Otolaryngology Online Journal

Abstrato

Reconstruction of Nasal Defects with Skin Cancers

Niang D

Most of malign tumors of head and neck region often occur at the nose. Surgical methods like primary closure, skin grafts, local flaps and free tissue transfer are often used for reconstruction of those defects. Nasal dorsum, nasal tip, sidewalls, alar regions, columella and soft triangles are described as nine subunits of the nose and various reconstruction methods are described for every subunit.

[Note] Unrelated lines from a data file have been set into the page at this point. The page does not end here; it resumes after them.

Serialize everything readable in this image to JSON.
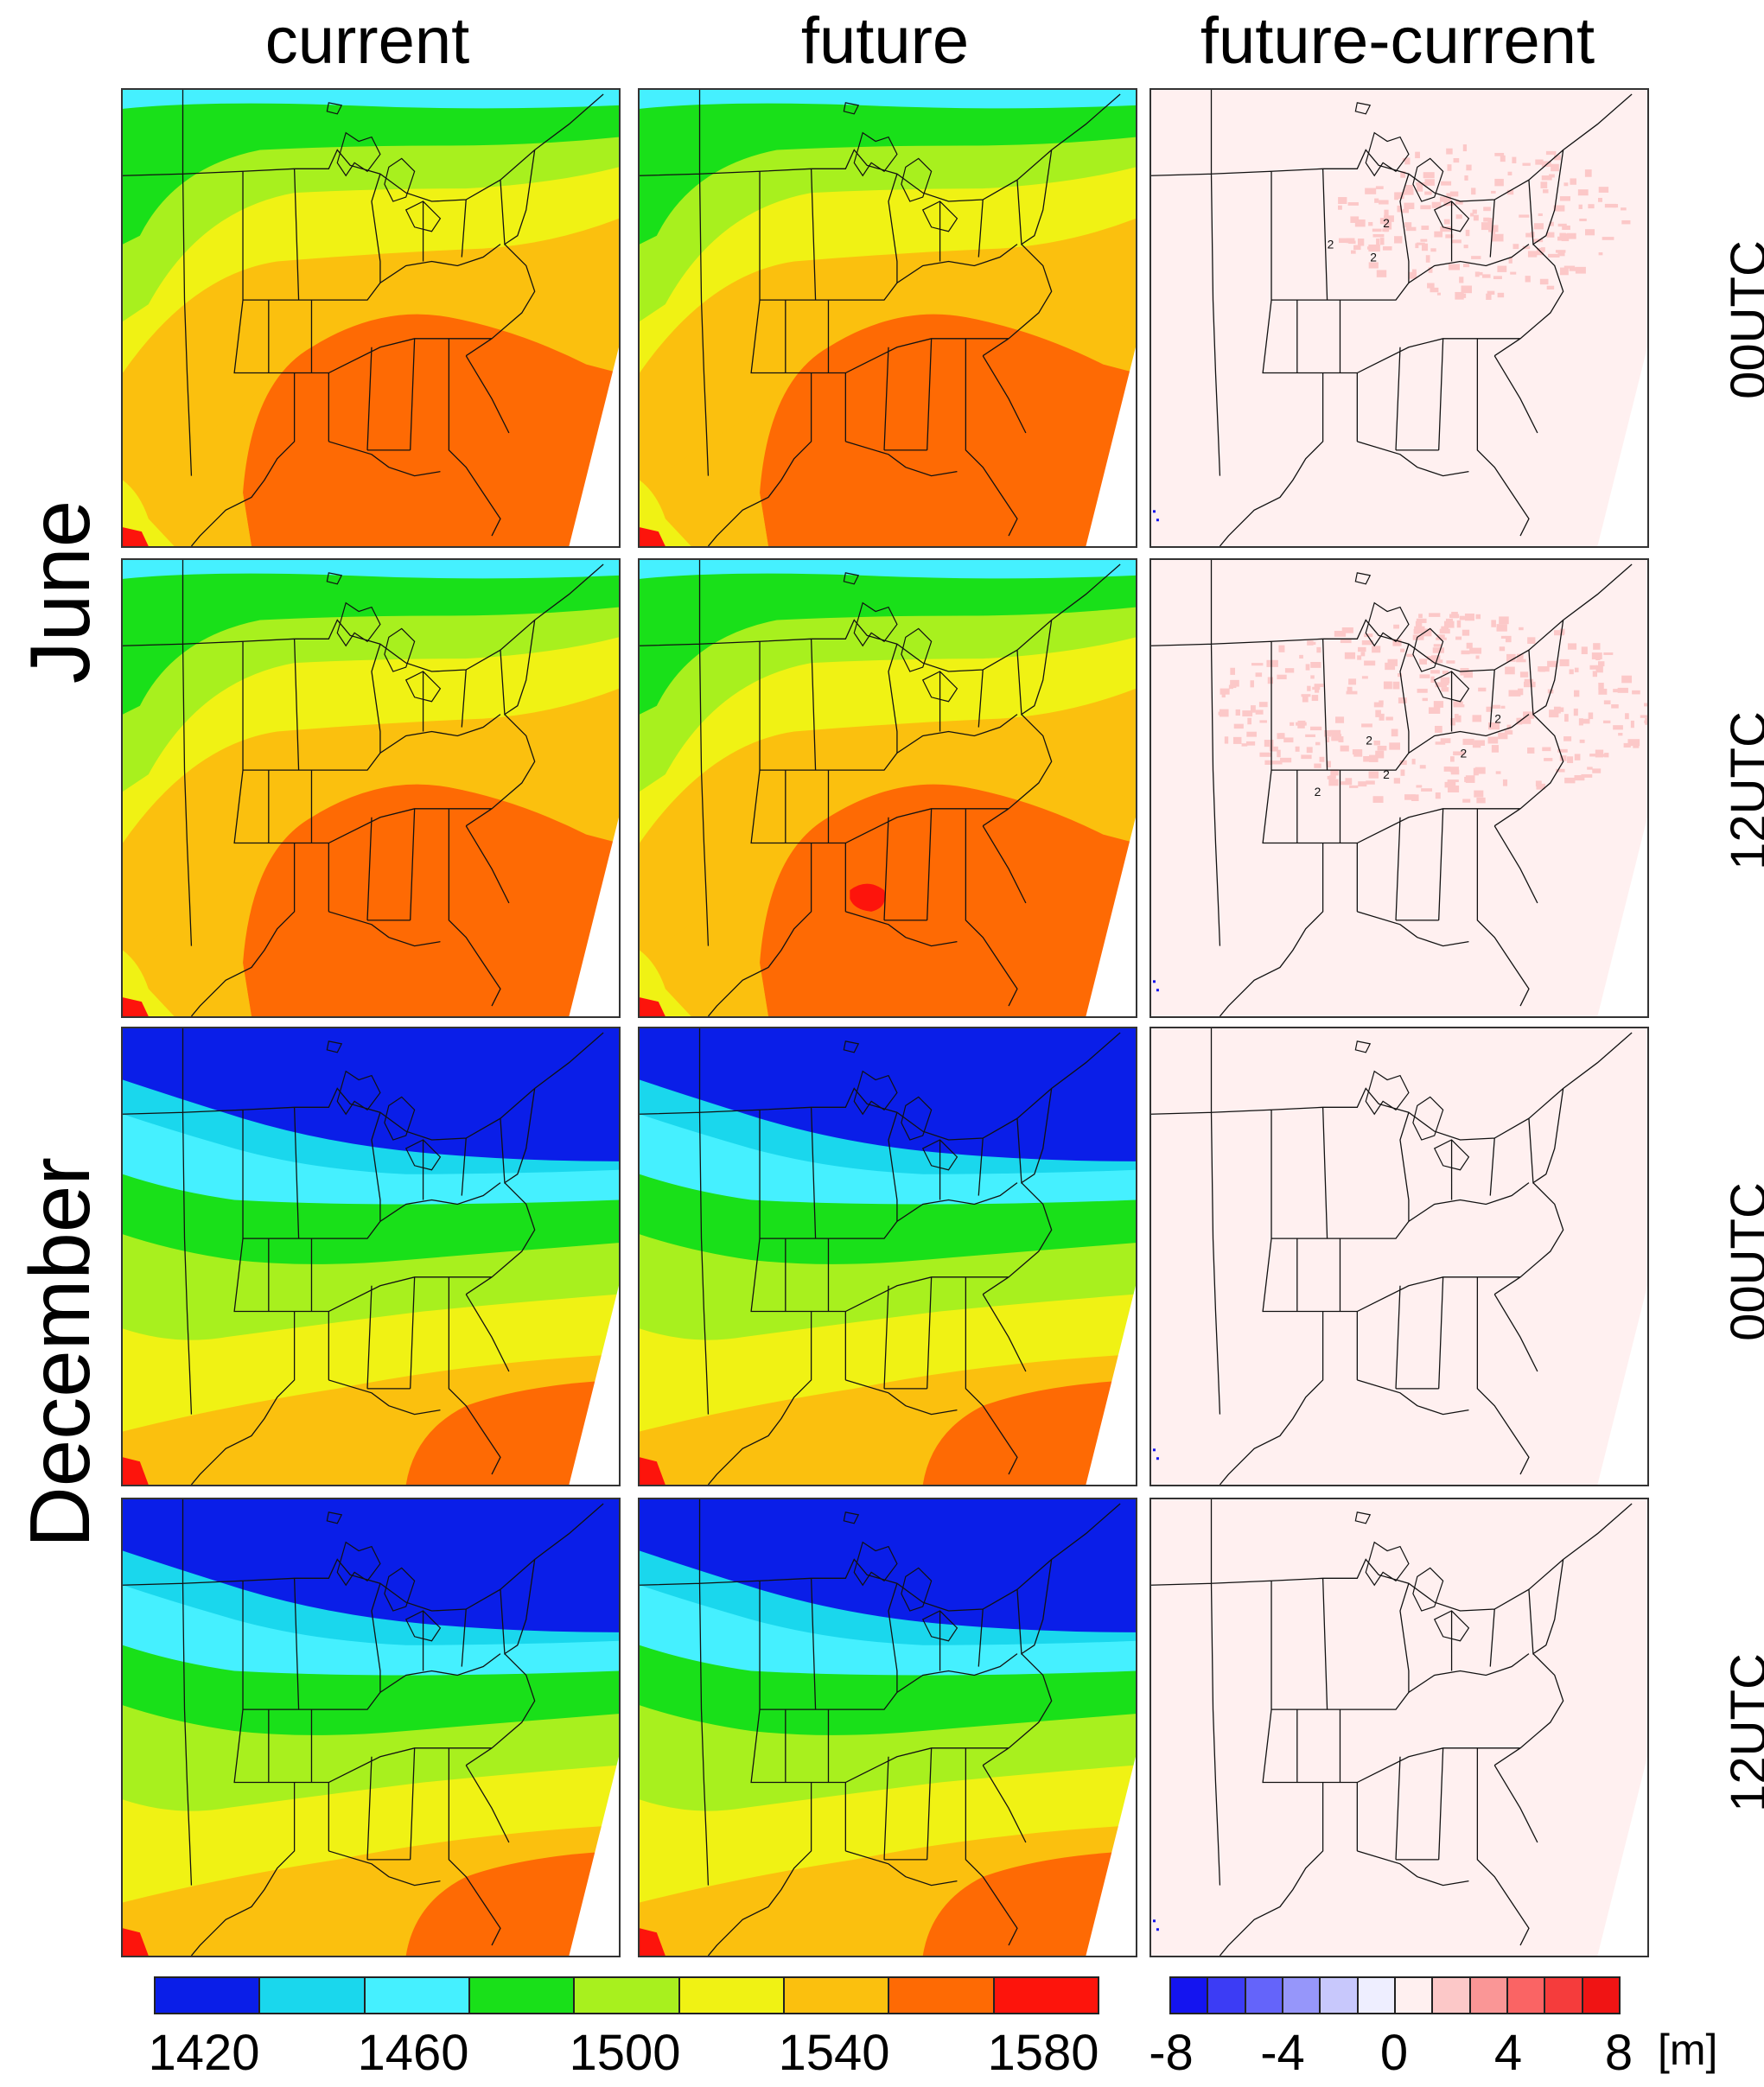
{
  "columns": [
    "current",
    "future",
    "future-current"
  ],
  "months": [
    "June",
    "December"
  ],
  "times": [
    "00UTC",
    "12UTC",
    "00UTC",
    "12UTC"
  ],
  "colors": {
    "abs": [
      "#0a1ee8",
      "#1ad7ed",
      "#45f0ff",
      "#19e019",
      "#a8f01e",
      "#f0f214",
      "#fbc00e",
      "#fe6a04",
      "#fd140c"
    ],
    "diff": [
      "#1414f0",
      "#3c3cf5",
      "#6464fa",
      "#9696fa",
      "#c8c8fc",
      "#eeeeff",
      "#fff0f0",
      "#fcc8c8",
      "#fa9696",
      "#fa6464",
      "#f53c3c",
      "#f01414"
    ]
  },
  "colorbar_abs": {
    "ticks": [
      "1420",
      "1460",
      "1500",
      "1540",
      "1580"
    ]
  },
  "colorbar_diff": {
    "ticks": [
      "-8",
      "-4",
      "0",
      "4",
      "8"
    ],
    "unit": "[m]"
  },
  "contour_labels": [
    "2",
    "2",
    "2",
    "2",
    "2"
  ]
}
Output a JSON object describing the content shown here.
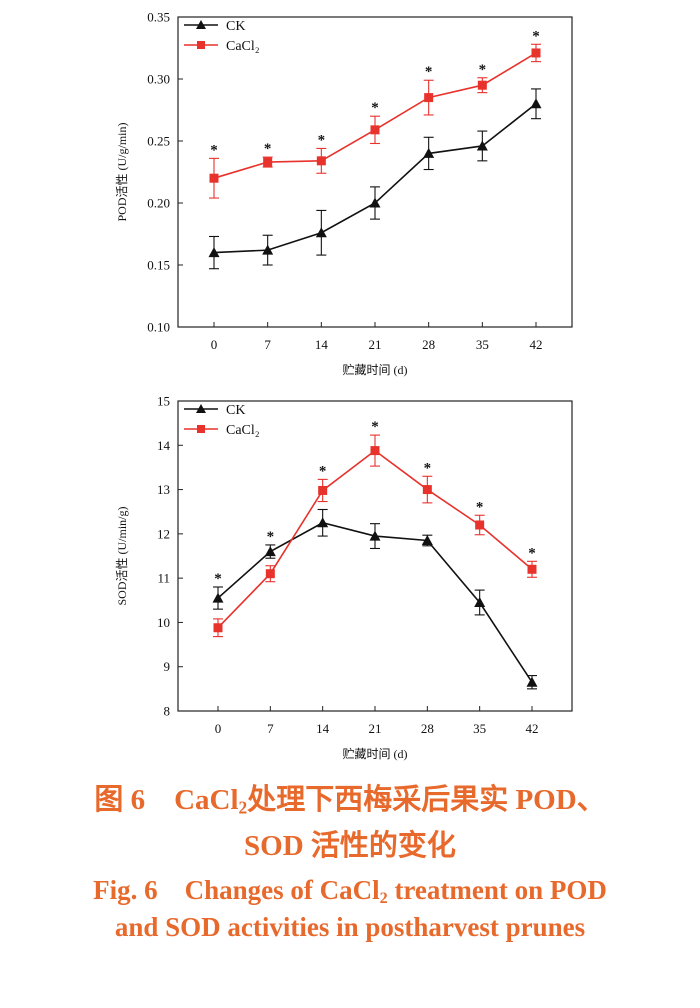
{
  "chart_data": [
    {
      "type": "line",
      "ylabel": "POD活性 (U/g/min)",
      "xlabel": "贮藏时间 (d)",
      "x": [
        0,
        7,
        14,
        21,
        28,
        35,
        42
      ],
      "xticks": [
        "0",
        "7",
        "14",
        "21",
        "28",
        "35",
        "42"
      ],
      "ylim": [
        0.1,
        0.35
      ],
      "yticks": [
        "0.10",
        "0.15",
        "0.20",
        "0.25",
        "0.30",
        "0.35"
      ],
      "legend_position": "top-left",
      "series": [
        {
          "name": "CK",
          "marker": "triangle",
          "color": "#111111",
          "values": [
            0.16,
            0.162,
            0.176,
            0.2,
            0.24,
            0.246,
            0.28
          ],
          "errors": [
            0.013,
            0.012,
            0.018,
            0.013,
            0.013,
            0.012,
            0.012
          ]
        },
        {
          "name": "CaCl₂",
          "marker": "square",
          "color": "#e8322c",
          "values": [
            0.22,
            0.233,
            0.234,
            0.259,
            0.285,
            0.295,
            0.321
          ],
          "errors": [
            0.016,
            0.004,
            0.01,
            0.011,
            0.014,
            0.006,
            0.007
          ]
        }
      ],
      "significance_labels": [
        "*",
        "*",
        "*",
        "*",
        "*",
        "*",
        "*"
      ]
    },
    {
      "type": "line",
      "ylabel": "SOD活性 (U/min/g)",
      "xlabel": "贮藏时间 (d)",
      "x": [
        0,
        7,
        14,
        21,
        28,
        35,
        42
      ],
      "xticks": [
        "0",
        "7",
        "14",
        "21",
        "28",
        "35",
        "42"
      ],
      "ylim": [
        8,
        15
      ],
      "yticks": [
        "8",
        "9",
        "10",
        "11",
        "12",
        "13",
        "14",
        "15"
      ],
      "legend_position": "top-left",
      "series": [
        {
          "name": "CK",
          "marker": "triangle",
          "color": "#111111",
          "values": [
            10.55,
            11.6,
            12.25,
            11.95,
            11.85,
            10.45,
            8.65
          ],
          "errors": [
            0.25,
            0.15,
            0.3,
            0.28,
            0.12,
            0.28,
            0.15
          ]
        },
        {
          "name": "CaCl₂",
          "marker": "square",
          "color": "#e8322c",
          "values": [
            9.88,
            11.1,
            12.98,
            13.88,
            13.0,
            12.2,
            11.2
          ],
          "errors": [
            0.2,
            0.18,
            0.25,
            0.35,
            0.3,
            0.22,
            0.18
          ]
        }
      ],
      "significance_labels": [
        "*",
        "*",
        "*",
        "*",
        "*",
        "*",
        "*"
      ]
    }
  ],
  "caption": {
    "cn_line1_prefix": "图 6　CaCl",
    "cn_line1_sub": "2",
    "cn_line1_suffix": "处理下西梅采后果实 POD、",
    "cn_line2": "SOD 活性的变化",
    "en_line1_prefix": "Fig. 6　Changes of CaCl",
    "en_line1_sub": "2",
    "en_line1_suffix": " treatment on POD",
    "en_line2": "and SOD activities in postharvest prunes",
    "color": "#e8692c"
  }
}
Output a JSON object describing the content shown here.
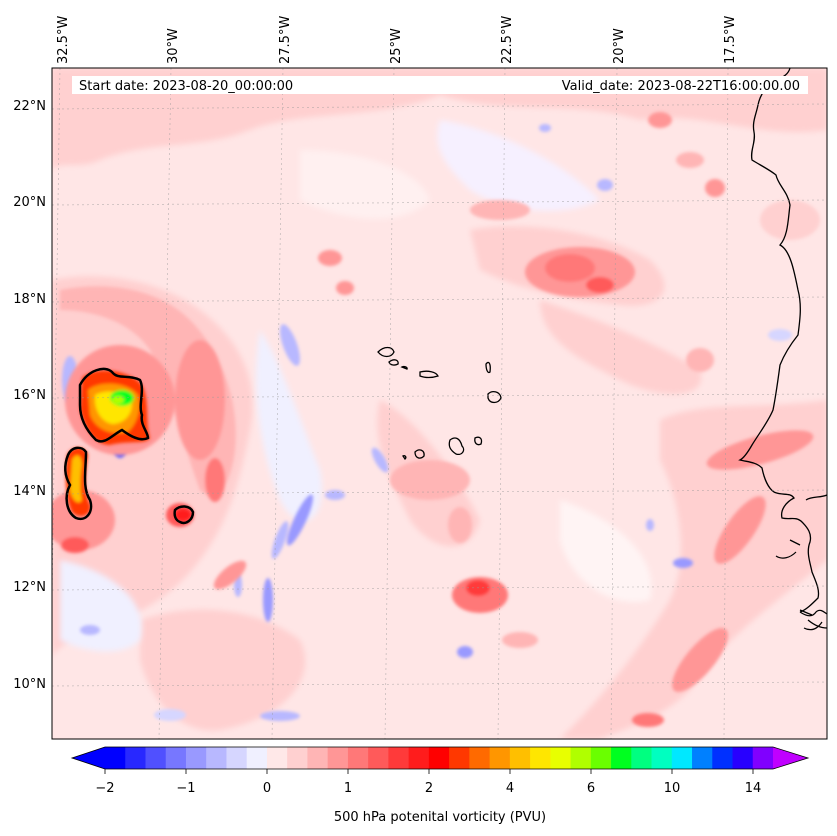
{
  "map": {
    "header": {
      "start_date": "Start date: 2023-08-20_00:00:00",
      "valid_date": "Valid_date: 2023-08-22T16:00:00.00"
    },
    "longitude_labels": [
      "32.5°W",
      "30°W",
      "27.5°W",
      "25°W",
      "22.5°W",
      "20°W",
      "17.5°W"
    ],
    "latitude_labels": [
      "22°N",
      "20°N",
      "18°N",
      "16°N",
      "14°N",
      "12°N",
      "10°N"
    ],
    "colorbar": {
      "label": "500 hPa potenital vorticity (PVU)",
      "ticks": [
        "−2",
        "−1",
        "0",
        "1",
        "2",
        "4",
        "6",
        "10",
        "14"
      ],
      "colors": [
        "#0000ff",
        "#2828ff",
        "#5050ff",
        "#7777ff",
        "#9999ff",
        "#b8b8ff",
        "#d6d6ff",
        "#f0f0ff",
        "#ffe8e8",
        "#ffd0d0",
        "#ffb5b5",
        "#ff9696",
        "#ff7878",
        "#ff5a5a",
        "#ff3a3a",
        "#ff1c1c",
        "#ff0000",
        "#ff3800",
        "#ff6a00",
        "#ff9600",
        "#ffbf00",
        "#ffe600",
        "#e8ff00",
        "#b0ff00",
        "#6aff00",
        "#00ff20",
        "#00ff80",
        "#00ffc0",
        "#00e8ff",
        "#0080ff",
        "#0030ff",
        "#2800ff",
        "#8000ff"
      ],
      "extend_low_color": "#0000ff",
      "extend_high_color": "#c000ff"
    },
    "colors": {
      "background_field": "#ffe6e6",
      "coastline": "#000000",
      "pv_contour": "#000000"
    }
  }
}
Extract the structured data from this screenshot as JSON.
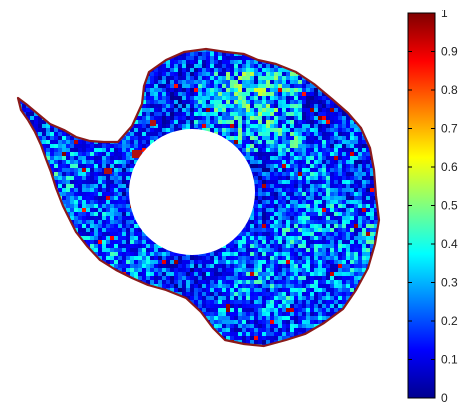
{
  "colormap": "jet",
  "colorbar": {
    "min": 0,
    "max": 1,
    "orientation": "vertical",
    "placement": "right",
    "tick_labels": [
      "0",
      "0.1",
      "0.2",
      "0.3",
      "0.4",
      "0.5",
      "0.6",
      "0.7",
      "0.8",
      "0.9",
      "1"
    ]
  },
  "map": {
    "region": "Antarctica",
    "coastline_color": "#8b1a1a",
    "data_gap": "white circular hole centred on the South Pole",
    "dominant_values": "mostly 0.0–0.4 (dark to light blue) with scattered highs up to ~0.7 (yellow) and isolated red patches along the coast"
  },
  "colors": {
    "background": "#ffffff",
    "jet_stops": [
      "#00008f",
      "#0000ff",
      "#00ffff",
      "#ffff00",
      "#ff0000",
      "#800000"
    ]
  }
}
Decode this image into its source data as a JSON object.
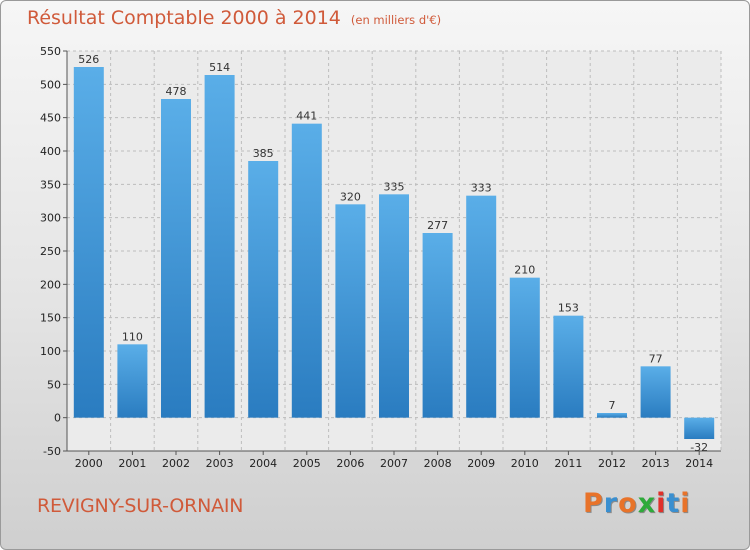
{
  "header": {
    "title": "Résultat Comptable 2000 à 2014",
    "subtitle": "(en milliers d'€)"
  },
  "footer": {
    "commune": "REVIGNY-SUR-ORNAIN",
    "logo": "Proxiti"
  },
  "colors": {
    "title": "#d05a3a",
    "bar_top": "#5aaee8",
    "bar_bottom": "#2a7cc0",
    "logo_letters": [
      "#e8732a",
      "#3a8fd0",
      "#e8732a",
      "#2eaa3a",
      "#e0302a",
      "#3a8fd0",
      "#e8732a"
    ]
  },
  "chart_data": {
    "type": "bar",
    "title": "Résultat Comptable 2000 à 2014",
    "subtitle": "(en milliers d'€)",
    "categories": [
      "2000",
      "2001",
      "2002",
      "2003",
      "2004",
      "2005",
      "2006",
      "2007",
      "2008",
      "2009",
      "2010",
      "2011",
      "2012",
      "2013",
      "2014"
    ],
    "values": [
      526,
      110,
      478,
      514,
      385,
      441,
      320,
      335,
      277,
      333,
      210,
      153,
      7,
      77,
      -32
    ],
    "ylim": [
      -50,
      550
    ],
    "yticks": [
      -50,
      0,
      50,
      100,
      150,
      200,
      250,
      300,
      350,
      400,
      450,
      500,
      550
    ],
    "grid": true
  }
}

Local flaps are often advanced on the pivot point by rotating or advancing. The most commonly used local flaps in nasal reconstruction; bilobed, rhomboid, advancement, dorsal nasal and transposition flaps. Nasal dorsum skin is thin and mobile. Dorsal nasal flap, glabellar flap, forehead and full thickness skin could also be preferred for reconstruction of this region. Nasolabial flaps are the foremost preferred method for reconstruction of the nasal sidewall. Bilobed flap, dorsal nasal flap and forehead flap are the foremost preferred flap techniques within the nasal tip. Bilobed flap, nasolabial flap, paramedian forehead flap and Millard’s “gull-wing” flap are the well-liked methods to form reconstruction of alar region. The dimensions of the defect, its relation with neighboring structures, comorbid diseases of the patient, smoking and alcohol use are other important factors.